We are told by the marketing people of major industries, the tech gurus and the enthusiastic adopters of modern innovations, that we live in a period of ever accelerating change and that the near future (if it not already here) brings new possibilities of unimagined power. The electrical-powered car is one example, but we forget that we have already a very versatile, energy-efficient and environment friendly vehicle: the bike. The future is often an extreme version of the present. We admire modern technology in cameras and the expanded capabilities. We forget that we always have wanted to produce more pictures at no cost and immediately available for inspection and distribution. We did not use Polaroids in the studio for fun, but to see what the shoot would be. We embraced automation in cameras before the digital age, because we wanted fuss-free and error-free picture taking. Handheld exposure meters were always a problem and high-speed emulsions had their own limits. Now we live in a photographer’s heaven: we can take pictures anytime and everywhere at no cost and when we make a mistake (not relying on the inbuilt algorithms) we can correct it easily and effectively.
The recently introduced Nikon and Canon mirrorless cameras promise an easy road to a bright future. But is it? We produce billions of pictures, hundreds of millions of them are pictures of sunsets, landscapes, flowers, pets and friends in all kinds of more or less embarrassing poses. Are these picture styles and themes different from what one could do with a Kodak camera from 1890? Hardly, but there are more of the same! Photographers do what they always did and a digital picture is not different from a printed negative or a slide film.


The new Leica M10-D is described by Leica AG as a digital body with an analog soul. The marketing people have still not understood the real difference between analog and digital, but I would say that the more appropriate description would be an analog body with a digital soul.
The reference to the “unique experience of analog photography” is coupled to the proposal that ‘less’ is the unique property of the traditional film emulsion world and that ‘more’ is the defining characteristic of the digital-computational world. What exactly is that analogy with the film-emulsion camera?. The fact that you have a mock film advance lever and the fact that you cannot see the result immediately on the monitor screen is not enough to create a genuine feeling.of operating a cartridge loading camera. Compare the handling and workflow of the M-A with the M10-D and you know immediately what is the real difference.

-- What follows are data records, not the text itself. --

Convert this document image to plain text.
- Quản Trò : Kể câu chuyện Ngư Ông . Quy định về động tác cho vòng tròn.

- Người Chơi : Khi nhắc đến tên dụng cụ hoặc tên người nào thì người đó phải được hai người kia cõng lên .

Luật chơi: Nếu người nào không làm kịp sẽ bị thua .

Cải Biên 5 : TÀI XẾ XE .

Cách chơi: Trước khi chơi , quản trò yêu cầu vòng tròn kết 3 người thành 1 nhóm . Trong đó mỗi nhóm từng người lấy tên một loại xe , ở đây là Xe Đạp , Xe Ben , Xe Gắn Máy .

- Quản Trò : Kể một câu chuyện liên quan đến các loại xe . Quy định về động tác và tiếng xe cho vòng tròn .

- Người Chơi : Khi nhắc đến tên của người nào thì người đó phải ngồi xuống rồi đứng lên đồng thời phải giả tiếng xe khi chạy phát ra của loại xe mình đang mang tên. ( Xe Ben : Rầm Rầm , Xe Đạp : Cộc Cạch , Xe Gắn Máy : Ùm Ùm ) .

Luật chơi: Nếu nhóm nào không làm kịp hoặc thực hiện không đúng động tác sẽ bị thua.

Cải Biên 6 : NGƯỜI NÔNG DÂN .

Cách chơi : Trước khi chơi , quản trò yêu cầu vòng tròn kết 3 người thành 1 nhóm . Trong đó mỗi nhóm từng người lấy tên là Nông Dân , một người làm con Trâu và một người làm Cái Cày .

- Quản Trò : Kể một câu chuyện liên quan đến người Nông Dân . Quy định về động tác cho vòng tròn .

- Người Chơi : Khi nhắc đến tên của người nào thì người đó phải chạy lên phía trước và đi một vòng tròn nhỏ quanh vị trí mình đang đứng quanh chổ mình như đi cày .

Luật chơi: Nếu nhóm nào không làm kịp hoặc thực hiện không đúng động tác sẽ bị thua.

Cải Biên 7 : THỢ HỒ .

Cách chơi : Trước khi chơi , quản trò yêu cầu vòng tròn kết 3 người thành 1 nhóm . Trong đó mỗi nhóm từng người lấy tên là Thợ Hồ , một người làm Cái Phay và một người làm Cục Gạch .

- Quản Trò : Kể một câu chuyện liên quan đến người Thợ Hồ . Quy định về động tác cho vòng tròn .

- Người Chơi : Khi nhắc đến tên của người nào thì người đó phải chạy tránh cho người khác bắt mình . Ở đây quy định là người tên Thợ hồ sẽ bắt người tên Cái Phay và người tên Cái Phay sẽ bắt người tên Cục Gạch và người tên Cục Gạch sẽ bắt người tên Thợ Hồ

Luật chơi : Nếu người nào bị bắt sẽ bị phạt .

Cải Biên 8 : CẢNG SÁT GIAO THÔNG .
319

The original M-D type 262 was a production version of the special version M -‘Edition 60’. Both replaced the monitor display with an ISO setting wheel. This ISO setting wheel became standard with the M10 and the touchscreen monitor display of the M10-P has been transferred to the screen of the smartphone with the standard WIFi connection in the M10.


The whole idea of the ;analog’ spirit seems to be that a lack of options is the essential element of the film emulsion experience. It is not and anyone who uses the M10-D will not feel convinced that this is the best to experience the unique way of the ‘analog’ photography
It is evident why Leica introduced this monitor less and lever added model. The suggestion that the lever can be used as a support for one-hand shooting with a fixed distance as the classical street photographers, working in the style of the snapshot-aesthetic, did, is based on a distorted view of the past.
Leica cannot compete with the future oriented models of the competition and has to find a safe niche for their camera models in the M-style. But they can point to a heritage no one else can. The M10-D is the model that the modern photographer can use with ease and still maintain that s/he works in the traditional style of the Leica Way (Matheson). Tradition has a future!